Let X and Y two independent random variables with exponential distribution of parameter a>0. Proof using characteristic functions, that U = X+ Y and V = X- Y are not independent.
1) I calculate the characteristic function of X and Y (is the same)

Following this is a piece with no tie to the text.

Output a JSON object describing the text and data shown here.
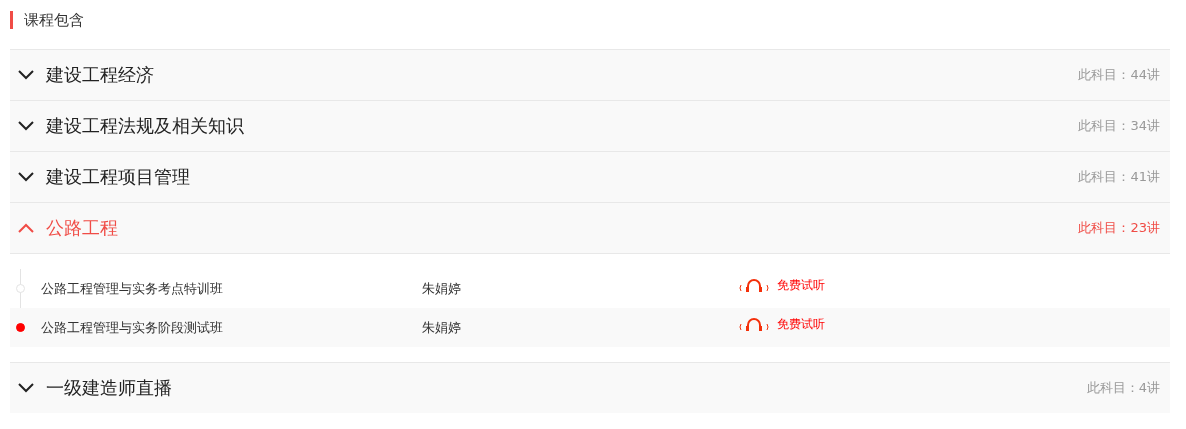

$\varphi_X(t)$ = $\varphi_Y(t)$=$\left( 1- \frac{it}{a} \right)^\left( -1 \right)$
2) I know that $\varphi_\left( X+Y \right) (t)=\varphi_X(t).\varphi_Y(t)$, if X and Y are independent, that is:
$\varphi_U(t)$=$\varphi_\left( X+Y \right) (t)=\left( 1- \frac{it}{a} \right)^\left( -2 \right)$
3) I know that $\varphi_\left(-Y \right) (t)=\bar\varphi_Y(t))$, where $\bar\varphi_Y(t))$, is the complex conjugate of $\varphi_Y(t))$
4) I calculate $\varphi_V(t)$=$\varphi_\left( X-Y \right) (t)=\varphi_X(t).\bar\varphi_Y(t)$
5) How can I proof that U and V are not independent?
You show that they are not independent by showing that $$ \varphi_{(X+Y) + (X-Y)}(t) \neq \varphi_{(X+Y)}(t) \varphi_{(X-Y)}(t) $$ To see this, assume $a>0$ and note that $$ \varphi_{(X+Y) + (X-Y)}(t) = \varphi_{2X}(t) = \int_{0}^\infty e^{itx} f_{2a}(x)\,dx = \frac{2a}{2a-it} $$ and the characteristic functions of $X\pm Y$ are $$\varphi_{(X+Y)}(t) = \int_{x=0}^\infty \int_{y=0}^\infty e^{it(x+y)} f_a(y) f_a(x)\,dy\,dx = \frac{a^2}{(a-it)^2} \\ \varphi_{(X-Y)}(t) = \int_{x=0}^\infty \int_{y=0}^\infty e^{it(x-y)} f_a(y) f_a(x)\,dy\,dx = \frac{a^2}{a^2+t^2} $$ whence $$ \varphi_{(X+Y)}(t) \varphi_{(X-Y)}(t) = \frac{a^4}{(a-it)^3(a+it)} \neq \frac{2a}{2a-it} = \varphi_{(X+Y) + (X-Y)}(t) $$ Contrast this with what you get doing the same steps for Gaussian-distributed variables sharing the same mean and $\sigma$, where that last equality does turn out to be true.